°°°°°
" Aku bukan sengaja untuk melupakannya, Hinata. Aku juga ingin mengingat semuanya. Aku ingin mengingat semua kenanganku denganmu, meskipun itu adalah kenangan pahit. Aku tidak mau semua itu menghilang dari ingatanku. " ucap Naruto sedih.
" Aku ingin terus mengingatnya karena kenangan bersamamu adalah memory yang sangat berharga bagiku. " ucap Naruto sambil mengusap air mata yang membasahi wajahnya.
" Aku sangat mencintaimu, Hinata. Kau adalah orang yang paling berharga bagiku di dunia ini. Apa yang bisa aku lakukan agar kau bahagia, Hinata? Karena yang aku hanya inginkan adalah kau selalu merasa bahagia. " ucap Naruto sambil menatap wajah Hinata.
Hinata merasa sangat sedih melihat Naruto yang terlihat begitu putus asa. Bagaimana pun juga Hinata masih mencintai suaminya itu. Tapi untuk saat ini, kemarahan yang ada di hatinya masih mendominasi perasaannya. Kemarahannya juga yang menahan dirinya untuk mendekati Naruto lalu memeluk lelaki yang dicintainya itu.
" Aku.. Aku masih butuh waktu, Naruto. Aku butuh waktu untuk memaafkanmu. Untuk melupakan semua yang aku lihat dan juga untuk menyembuhkan luka hatiku. " ucap Hinata.
" Mungkin kita perlu menjaga jarak dulu untuk saling instrospeksi dan mendinginkan hati. " lanjut Hinata.
Naruto sangat sedih saat mengetahui maksud Hinata untuk menjaga jarak adalah istrinya itu meminta untuk pisah kamar darinya. Hinata lalu menempati kamar tidur tamu yang berada di sebelah ruang lukisnya. Selanjutnya, Hinata hanya menghabiskan waktunya dengan melukis hingga berjam - jam hingga lelah dan dilanjutkan tidur sesudahnya. Bahkan sudah dua hari ini Naruto tidak bertemu dengan Hinata padahal mereka tinggal dalam satu rumah. Namun meski begitu, Naruto masih bersyukur Hinata tidak pergi dari rumah keluarga Namikaze. Akhirnya Naruto memaksakan dirinya pergi ke kantor karena dia merasa sangat kesepian dan sedih saat berada di rumah karena Hinata menghindarinya.

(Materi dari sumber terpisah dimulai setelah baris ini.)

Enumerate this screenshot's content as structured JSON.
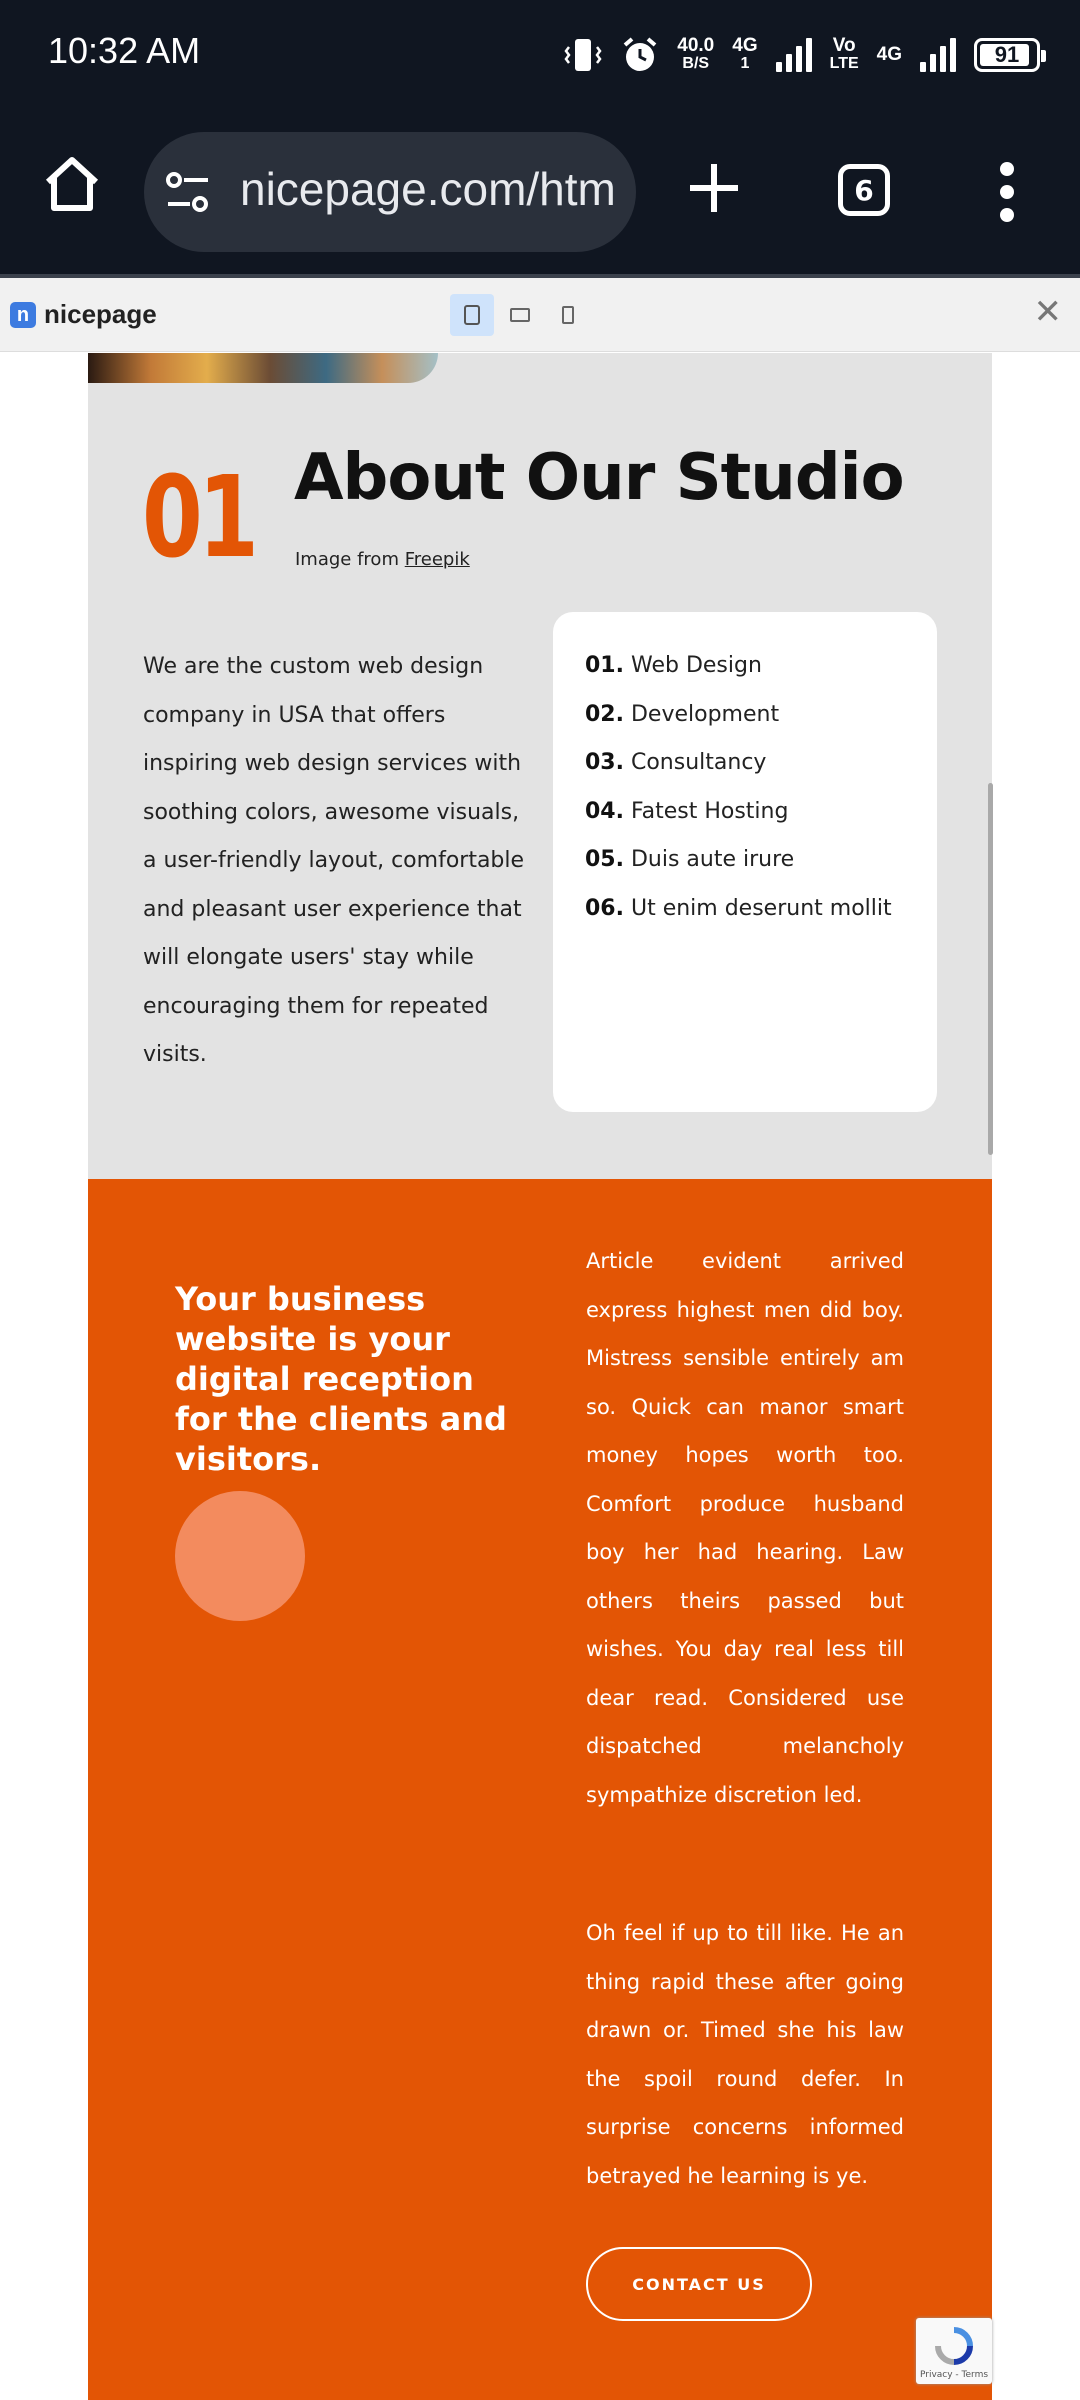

" Tapi Tuan Naruto kan masih lemah. Sebaiknya Tuan tinggal di rumah saja untuk istirahat. " ucap Iruka dengan perasaan cemas saat membantu Naruto memasuki mobilnya untuk berangkat ke kantor.

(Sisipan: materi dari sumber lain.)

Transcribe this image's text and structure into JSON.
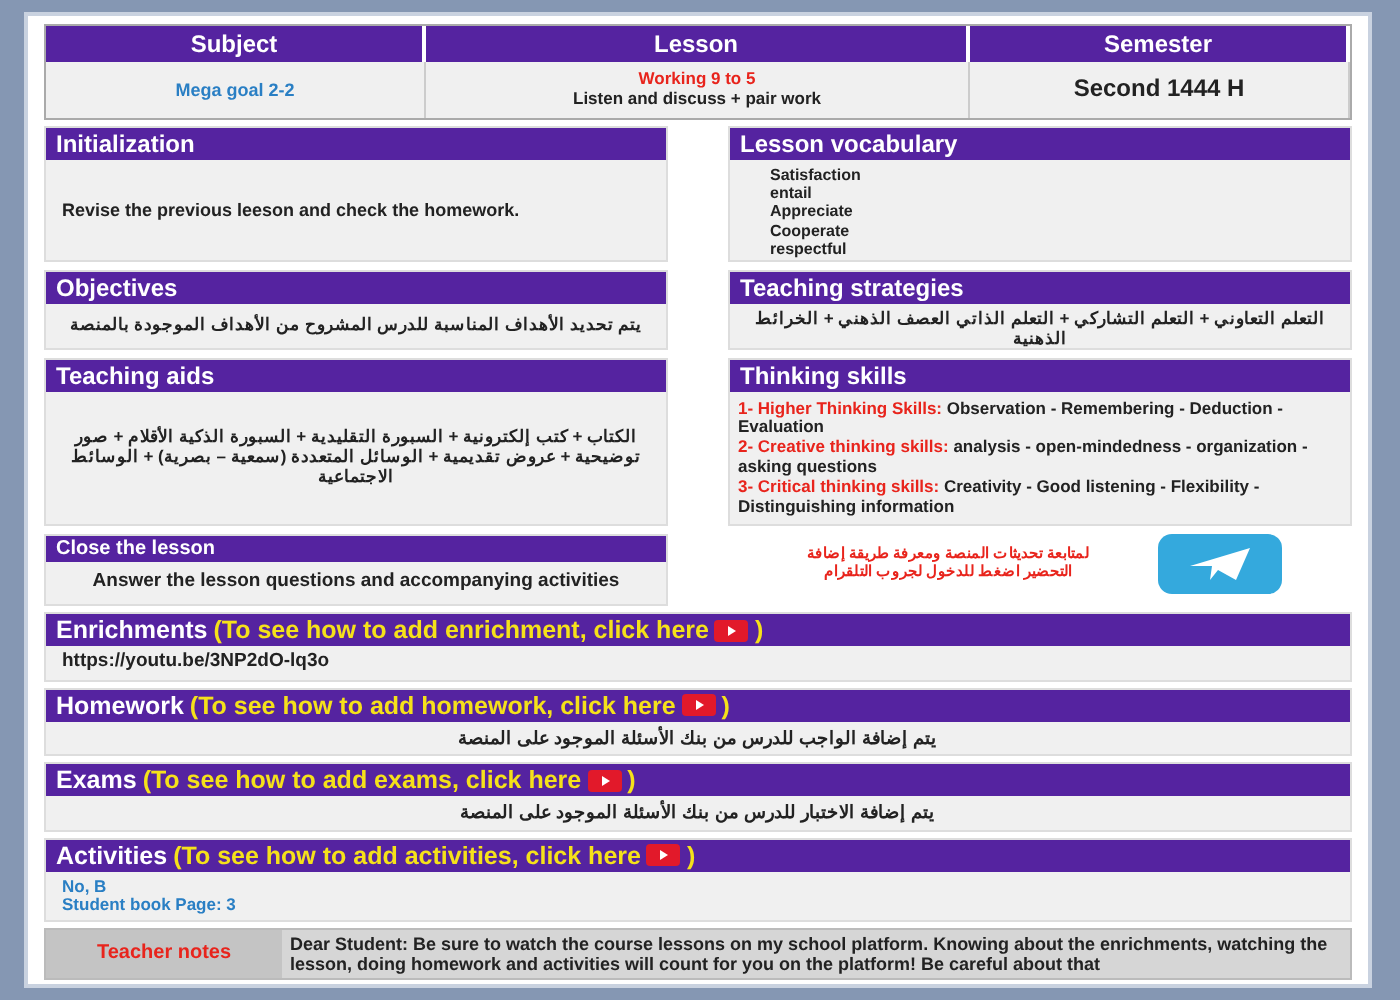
{
  "header": {
    "columns": [
      "Subject",
      "Lesson",
      "Semester"
    ],
    "subject": "Mega goal 2-2",
    "lesson_title": "Working 9 to 5",
    "lesson_detail": "Listen and discuss + pair work",
    "semester": "Second 1444 H"
  },
  "initialization": {
    "title": "Initialization",
    "text": "Revise the previous leeson and check the homework."
  },
  "objectives": {
    "title": "Objectives",
    "text": "يتم تحديد الأهداف المناسبة للدرس المشروح من الأهداف الموجودة بالمنصة"
  },
  "teaching_aids": {
    "title": "Teaching aids",
    "text": "الكتاب + كتب إلكترونية + السبورة التقليدية + السبورة الذكية الأقلام + صور توضيحية + عروض تقديمية + الوسائل المتعددة (سمعية – بصرية) + الوسائط الاجتماعية"
  },
  "close_lesson": {
    "title": "Close the lesson",
    "text": "Answer the lesson questions and accompanying activities"
  },
  "vocabulary": {
    "title": "Lesson vocabulary",
    "words": [
      "Satisfaction",
      "entail",
      "Appreciate",
      "Cooperate",
      "respectful"
    ]
  },
  "strategies": {
    "title": "Teaching strategies",
    "text": "التعلم التعاوني + التعلم التشاركي + التعلم الذاتي العصف الذهني + الخرائط الذهنية"
  },
  "thinking_skills": {
    "title": "Thinking skills",
    "items": [
      {
        "label": "1- Higher Thinking Skills:",
        "text": "Observation - Remembering - Deduction - Evaluation"
      },
      {
        "label": "2- Creative thinking skills:",
        "text": "analysis - open-mindedness - organization - asking questions"
      },
      {
        "label": "3- Critical thinking skills:",
        "text": "Creativity - Good listening - Flexibility - Distinguishing information"
      }
    ]
  },
  "telegram": {
    "text": "لمتابعة تحديثات المنصة ومعرفة طريقة إضافة التحضير اضغط للدخول لجروب التلقرام"
  },
  "sections": [
    {
      "title": "Enrichments",
      "hint": "(To see how to add enrichment, click here",
      "hint_end": ")",
      "kind": "link",
      "text": "https://youtu.be/3NP2dO-lq3o"
    },
    {
      "title": "Homework",
      "hint": "(To see how to add homework, click here",
      "hint_end": ")",
      "kind": "arabic",
      "text": "يتم إضافة الواجب للدرس من بنك الأسئلة الموجود على المنصة"
    },
    {
      "title": "Exams",
      "hint": "(To see how to add exams, click here",
      "hint_end": ")",
      "kind": "arabic",
      "text": "يتم إضافة الاختبار للدرس من بنك الأسئلة الموجود على المنصة"
    },
    {
      "title": "Activities",
      "hint": "(To see how to add activities, click here",
      "hint_end": ")",
      "kind": "lines",
      "lines": [
        "No, B",
        "Student book Page: 3"
      ]
    }
  ],
  "teacher_notes": {
    "label": "Teacher notes",
    "text": "Dear Student: Be sure to watch the course lessons on my school platform. Knowing about the enrichments, watching the lesson, doing homework and activities will count for you on the platform! Be careful about that"
  }
}
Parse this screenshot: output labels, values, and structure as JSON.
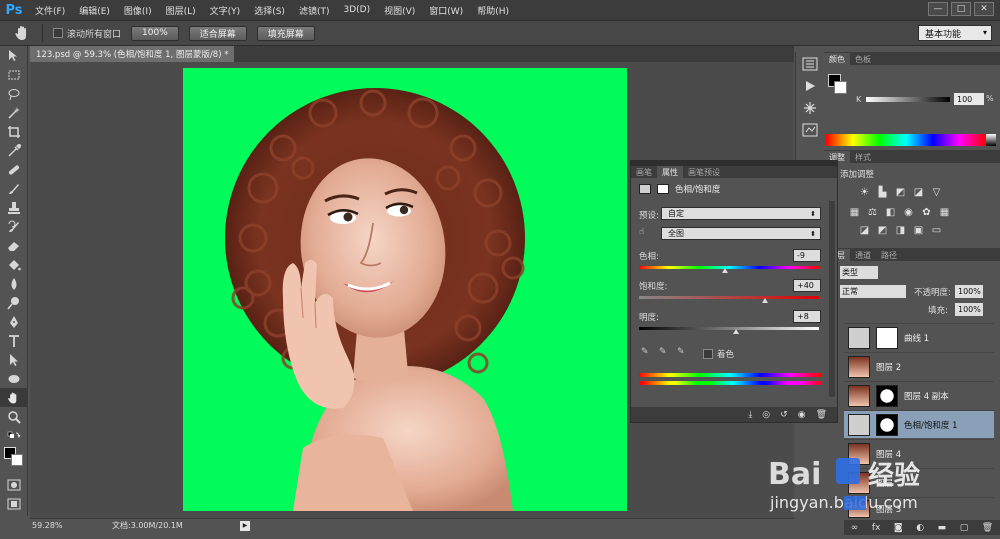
{
  "app": {
    "logo": "Ps",
    "menu": [
      "文件(F)",
      "编辑(E)",
      "图像(I)",
      "图层(L)",
      "文字(Y)",
      "选择(S)",
      "滤镜(T)",
      "3D(D)",
      "视图(V)",
      "窗口(W)",
      "帮助(H)"
    ],
    "window_buttons": [
      "—",
      "□",
      "✕"
    ]
  },
  "options": {
    "scroll_all_label": "滚动所有窗口",
    "btn_100": "100%",
    "btn_fit": "适合屏幕",
    "btn_fill": "填充屏幕",
    "workspace": "基本功能"
  },
  "document": {
    "tab_title": "123.psd @ 59.3% (色相/饱和度 1, 图层蒙版/8) *",
    "tab_close": "×",
    "canvas_color": "#00fb5a"
  },
  "status": {
    "zoom": "59.28%",
    "doc_info": "文档:3.00M/20.1M",
    "arrow": "▶"
  },
  "color_panel": {
    "tabs": [
      "颜色",
      "色板"
    ],
    "k_label": "K",
    "k_value": "100",
    "k_unit": "%"
  },
  "adjust_panel": {
    "tabs": [
      "调整",
      "样式"
    ],
    "title": "添加调整"
  },
  "properties": {
    "tabs": [
      "画笔",
      "属性",
      "画笔预设"
    ],
    "title": "色相/饱和度",
    "preset_label": "预设:",
    "preset_value": "自定",
    "range_value": "全图",
    "hue_label": "色相:",
    "hue_value": "-9",
    "sat_label": "饱和度:",
    "sat_value": "+40",
    "light_label": "明度:",
    "light_value": "+8",
    "colorize_label": "着色",
    "hue": -9,
    "saturation": 40,
    "lightness": 8
  },
  "layers_panel": {
    "tabs": [
      "图层",
      "通道",
      "路径"
    ],
    "filter": "类型",
    "blend": "正常",
    "opacity_label": "不透明度:",
    "opacity_value": "100%",
    "fill_label": "填充:",
    "fill_value": "100%",
    "layers": [
      {
        "name": "曲线 1",
        "kind": "adjustment"
      },
      {
        "name": "图层 2",
        "kind": "photo"
      },
      {
        "name": "图层 4 副本",
        "kind": "photo-mask"
      },
      {
        "name": "色相/饱和度 1",
        "kind": "adjustment-mask",
        "selected": true
      },
      {
        "name": "图层 4",
        "kind": "photo"
      },
      {
        "name": "图层",
        "kind": "photo"
      },
      {
        "name": "图层 3",
        "kind": "photo"
      }
    ]
  },
  "watermark": {
    "brand": "Bai",
    "brand_2": "经验",
    "url": "jingyan.baidu.com"
  }
}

" Tidak apa-apa, Paman Iruka. Aku malah akan tambah sakit jika terus berada di rumah. Lagipula meskipun di rumah, aku juga tidak bisa membuatnya bahagia. Bahkan mungkin dia merasa terganggu dengan keberadaanku. " ucap Naruto sedih.
Iruka langsung mengerti bahwa orang yang dibicarakan majikannya itu adalah Hinata. Iruka hanya bisa menghela nafas sedih.
" Kalau begitu hati - hati di jalan, Tuan Naruto. " ucap Iruka.
" Terima kasih, Paman. Padahal aku berharap Hinata yang mengantarku dan mengucapkan hal itu padaku. " ucap Naruto sambil tersenyum, namun kesedihan jelas terpancar dari wajahnya. Iruka jadi ikut merasa sedih melihat kesedihan di wajah Naruto dan mendengar ucapan majikannya itu.
" Aoba, Tolong jaga Tuan Naruto dengan baik. " pesan Iruka pada supir Naruto.
" Serahkan semuanya padaku, Iruka. Aku akan mengantarkan Tuan Naruto sampai ke kantornya dengan selamat tanpa kurang suatu apapun. " ucap Aoba dengan penuh semangat. Naruto tersenyum mendengarnya.
" Kalian ini seperti suami istri saja. " canda Naruto sambil tertawa.
" Kalau begitu aku adalah suaminya. " sahut Aoba cepat.
" Apa kau bilang?! " teriak Iruka.
" Tentu saja. Karena kau yang lebih cocok jadi peran istrinya, Iruka. Lihat wajah manismu dan rambut panjangmu yang selalu kau kuncir itu. Hmm.. Kau benar - benar istri yang manis, Iruka. " ejek Aoba.
Naruto tertawa terbahak - bahak mendengar percakapan kedua pegawainya itu. Iruka jadi senang bisa membuat Tuan Besarnya itu tertawa gembira meski hanya sebentar.
KAMU SEDANG MEMBACA
Brown Sugar Kiss
FanfictionNaruto, NARUHINA, Mrate, dewasa, hurt, drama, romance, Hinata, anime, family, ooc. Disclaimer © Masashi Kishimoto. Hinata selalu menunggu seorang anak lelaki berambut pirang dan bermata biru yang sudah melamarnya dan berjanji untuk menikahinya. Tapi...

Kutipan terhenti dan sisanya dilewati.